Perhaps the lightest video out there is one that has little to do with any actual politics. In fact, at this point in the race, it makes a great recap as it features many of the candidates who have dropped out already--let's see how many we can still recognize. This video is simple, yet it has it's share of stars--the Muppets. Titled "Muppets for President," the video is essentially a slideshow of the Muppets beside their presidential look-alikes. Sometime the resemblance is disturbing. The best part, however, is seeing Mike Gravel again. Is this guy seriously still running for President? Maybe not.
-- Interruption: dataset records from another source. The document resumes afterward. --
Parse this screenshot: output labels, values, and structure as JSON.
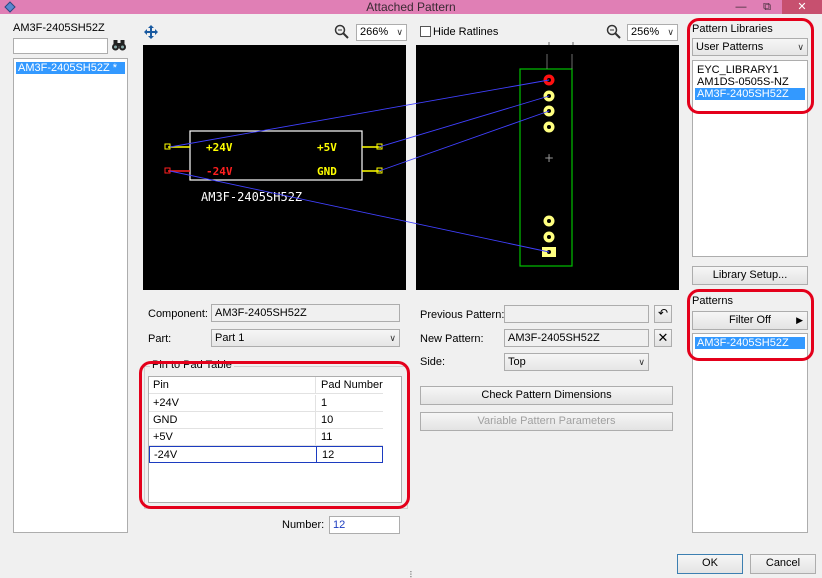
{
  "window": {
    "title": "Attached Pattern",
    "minimize_glyph": "—",
    "restore_glyph": "⧉",
    "close_glyph": "✕"
  },
  "component_panel": {
    "title": "AM3F-2405SH52Z",
    "search_value": "",
    "search_icon": "binoculars-icon",
    "items": [
      {
        "label": "AM3F-2405SH52Z *",
        "selected": true
      }
    ]
  },
  "symbol_view": {
    "zoom_icon": "magnifier-icon",
    "zoom_value": "266%",
    "zoom_arrow": "∨",
    "hide_ratlines_label": "Hide Ratlines",
    "hide_ratlines_checked": false,
    "pins": [
      {
        "label": "+24V",
        "color": "#ffff00"
      },
      {
        "label": "-24V",
        "color": "#ff2020"
      },
      {
        "label": "+5V",
        "color": "#ffff00"
      },
      {
        "label": "GND",
        "color": "#ffff00"
      }
    ],
    "symbol_name": "AM3F-2405SH52Z"
  },
  "pattern_view": {
    "zoom_value": "256%",
    "zoom_arrow": "∨",
    "center_mark": "+"
  },
  "form": {
    "component_label": "Component:",
    "component_value": "AM3F-2405SH52Z",
    "part_label": "Part:",
    "part_value": "Part 1",
    "pin_table_title": "Pin to Pad Table",
    "pin_table_headers": [
      "Pin",
      "Pad Number"
    ],
    "pin_table_rows": [
      {
        "pin": "+24V",
        "pad": "1"
      },
      {
        "pin": "GND",
        "pad": "10"
      },
      {
        "pin": "+5V",
        "pad": "11"
      },
      {
        "pin": "-24V",
        "pad": "12"
      }
    ],
    "number_label": "Number:",
    "number_value": "12",
    "previous_pattern_label": "Previous Pattern:",
    "previous_pattern_value": "",
    "new_pattern_label": "New Pattern:",
    "new_pattern_value": "AM3F-2405SH52Z",
    "side_label": "Side:",
    "side_value": "Top",
    "check_dimensions_label": "Check Pattern Dimensions",
    "variable_params_label": "Variable Pattern Parameters",
    "undo_glyph": "↶",
    "clear_glyph": "✕"
  },
  "libraries": {
    "title": "Pattern Libraries",
    "dropdown_value": "User Patterns",
    "items": [
      {
        "label": "EYC_LIBRARY1",
        "selected": false
      },
      {
        "label": "AM1DS-0505S-NZ",
        "selected": false
      },
      {
        "label": "AM3F-2405SH52Z",
        "selected": true
      }
    ],
    "setup_label": "Library Setup..."
  },
  "patterns": {
    "title": "Patterns",
    "filter_label": "Filter Off",
    "filter_arrow": "▶",
    "items": [
      {
        "label": "AM3F-2405SH52Z",
        "selected": true
      }
    ]
  },
  "footer": {
    "ok_label": "OK",
    "cancel_label": "Cancel",
    "grip_glyph": "⠇"
  },
  "colors": {
    "accent": "#3399ff",
    "highlight": "#e4001b",
    "pad": "#ffff00",
    "ratline": "#4040ff",
    "outline": "#00c000"
  }
}
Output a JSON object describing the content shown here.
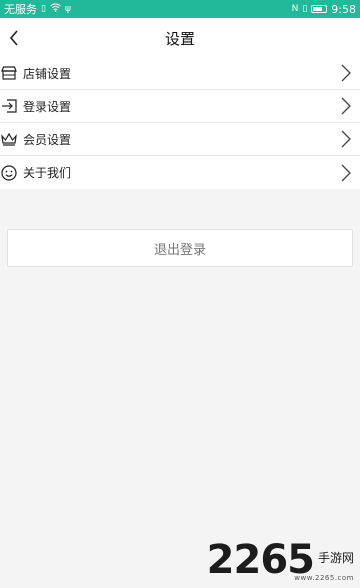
{
  "status_bar": {
    "carrier": "无服务",
    "time": "9:58"
  },
  "nav": {
    "title": "设置"
  },
  "menu": [
    {
      "icon": "store-icon",
      "label": "店铺设置"
    },
    {
      "icon": "login-icon",
      "label": "登录设置"
    },
    {
      "icon": "crown-icon",
      "label": "会员设置"
    },
    {
      "icon": "smile-icon",
      "label": "关于我们"
    }
  ],
  "logout": {
    "label": "退出登录"
  },
  "watermark": {
    "number": "2265",
    "text": "手游网",
    "url": "www.2265.com"
  },
  "colors": {
    "status_bar": "#21b99a",
    "background": "#f4f4f4"
  }
}
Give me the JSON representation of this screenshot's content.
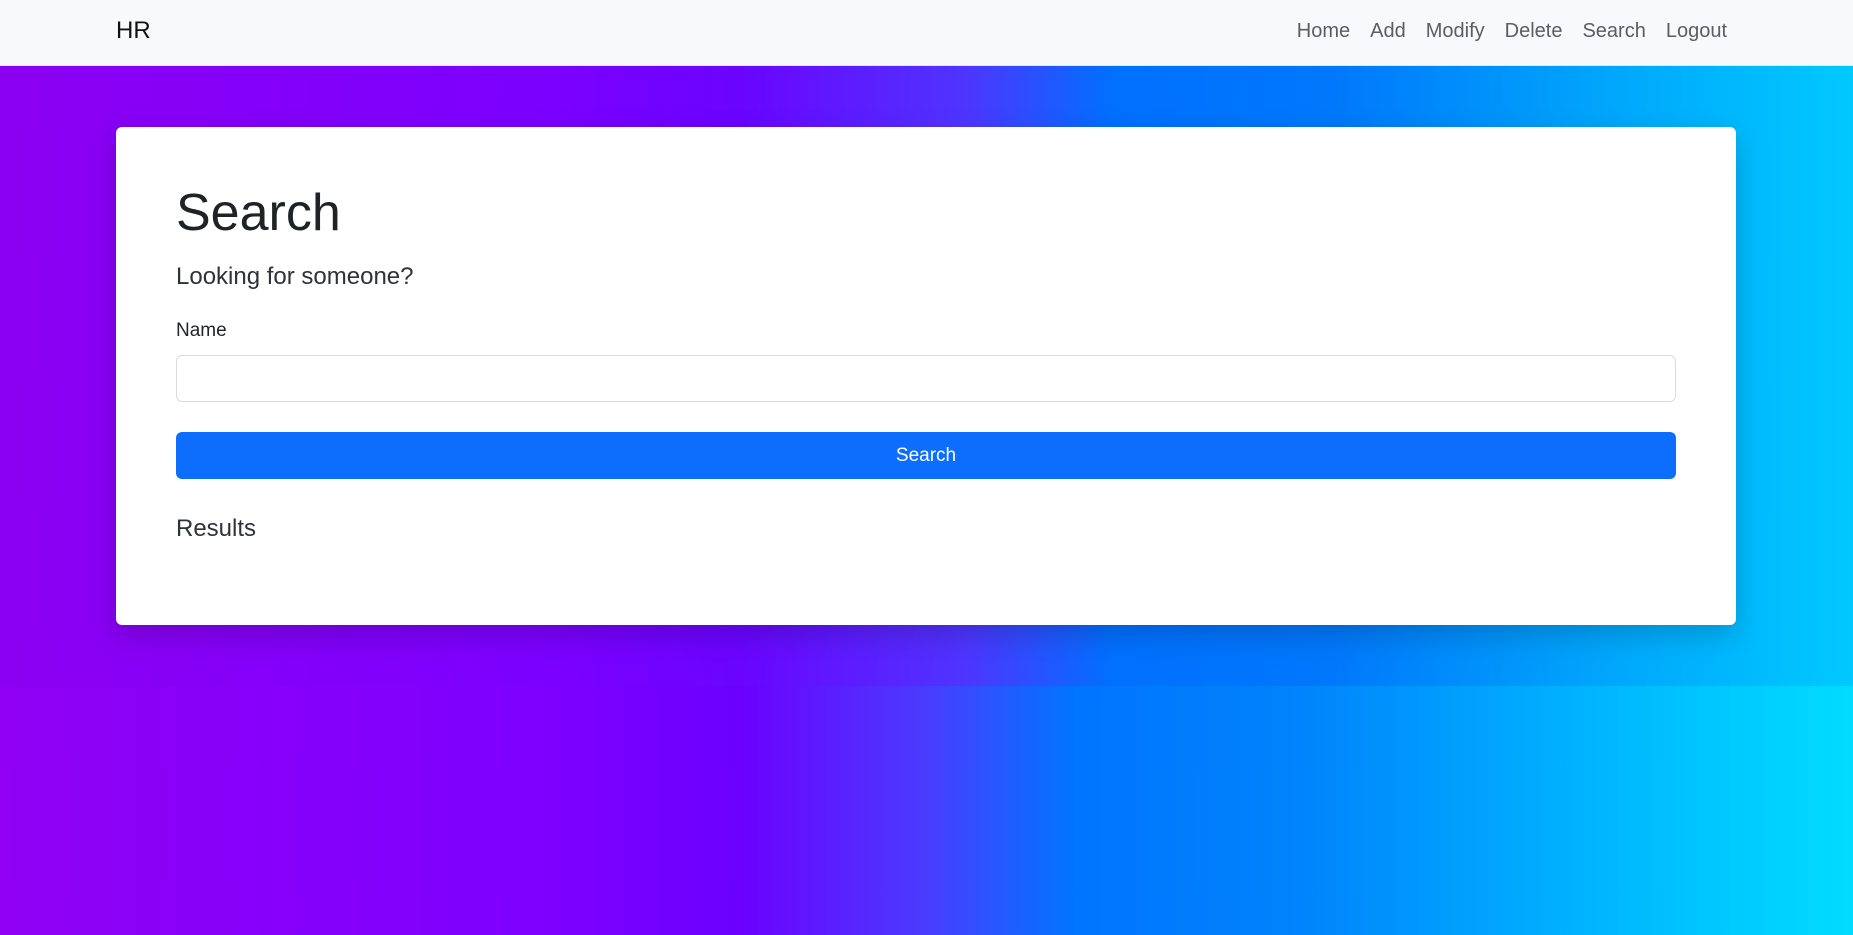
{
  "navbar": {
    "brand": "HR",
    "links": [
      {
        "label": "Home"
      },
      {
        "label": "Add"
      },
      {
        "label": "Modify"
      },
      {
        "label": "Delete"
      },
      {
        "label": "Search"
      },
      {
        "label": "Logout"
      }
    ]
  },
  "search_card": {
    "title": "Search",
    "subtitle": "Looking for someone?",
    "name_label": "Name",
    "name_value": "",
    "button_label": "Search",
    "results_heading": "Results"
  },
  "colors": {
    "primary_button": "#0d6efd",
    "navbar_background": "#f8f9fa",
    "gradient_left": "#8f00f4",
    "gradient_right": "#00dcff"
  }
}
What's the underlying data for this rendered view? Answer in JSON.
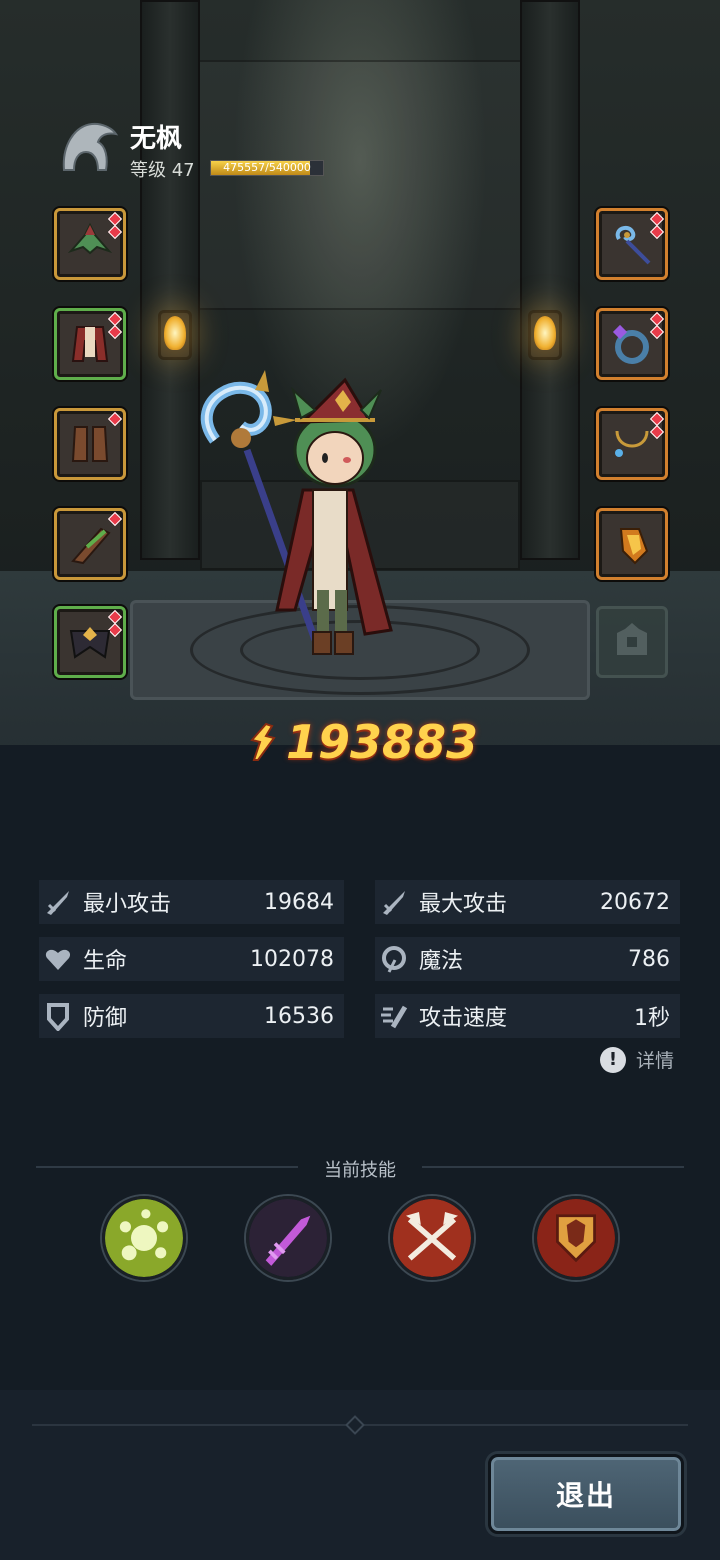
{
  "player": {
    "name": "无枫",
    "level_label": "等级 47",
    "exp_text": "475557/540000",
    "exp_fraction": 0.8807
  },
  "equipment": {
    "left": [
      {
        "name": "hat",
        "rarity": "gold"
      },
      {
        "name": "robe",
        "rarity": "green"
      },
      {
        "name": "boots",
        "rarity": "gold"
      },
      {
        "name": "bracer",
        "rarity": "gold"
      },
      {
        "name": "belt",
        "rarity": "green"
      }
    ],
    "right": [
      {
        "name": "staff",
        "rarity": "orange"
      },
      {
        "name": "ring",
        "rarity": "orange"
      },
      {
        "name": "necklace",
        "rarity": "orange"
      },
      {
        "name": "charm",
        "rarity": "orange"
      }
    ]
  },
  "power": {
    "value": "193883"
  },
  "stats": [
    {
      "label": "最小攻击",
      "value": "19684",
      "icon": "sword-icon"
    },
    {
      "label": "最大攻击",
      "value": "20672",
      "icon": "sword-icon"
    },
    {
      "label": "生命",
      "value": "102078",
      "icon": "heart-icon"
    },
    {
      "label": "魔法",
      "value": "786",
      "icon": "magic-icon"
    },
    {
      "label": "防御",
      "value": "16536",
      "icon": "shield-icon"
    },
    {
      "label": "攻击速度",
      "value": "1秒",
      "icon": "speed-icon"
    }
  ],
  "details": {
    "icon": "!",
    "label": "详情"
  },
  "skills": {
    "title": "当前技能",
    "items": [
      "poison-orbs-skill",
      "shadow-blade-skill",
      "dual-axes-skill",
      "guardian-shield-skill"
    ]
  },
  "footer": {
    "exit_label": "退出"
  }
}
The growing interest in the employment of viral videos for even political discussions marks, in one sense, a new age for politics and for the Internet. After investigating the entertaining, the hilarious, and thought-provoking videos out there, the internet provides another resource for you. Take advantage not only of the debates and speeches on YouTube, but also the information that is out there to help you make an informed decision.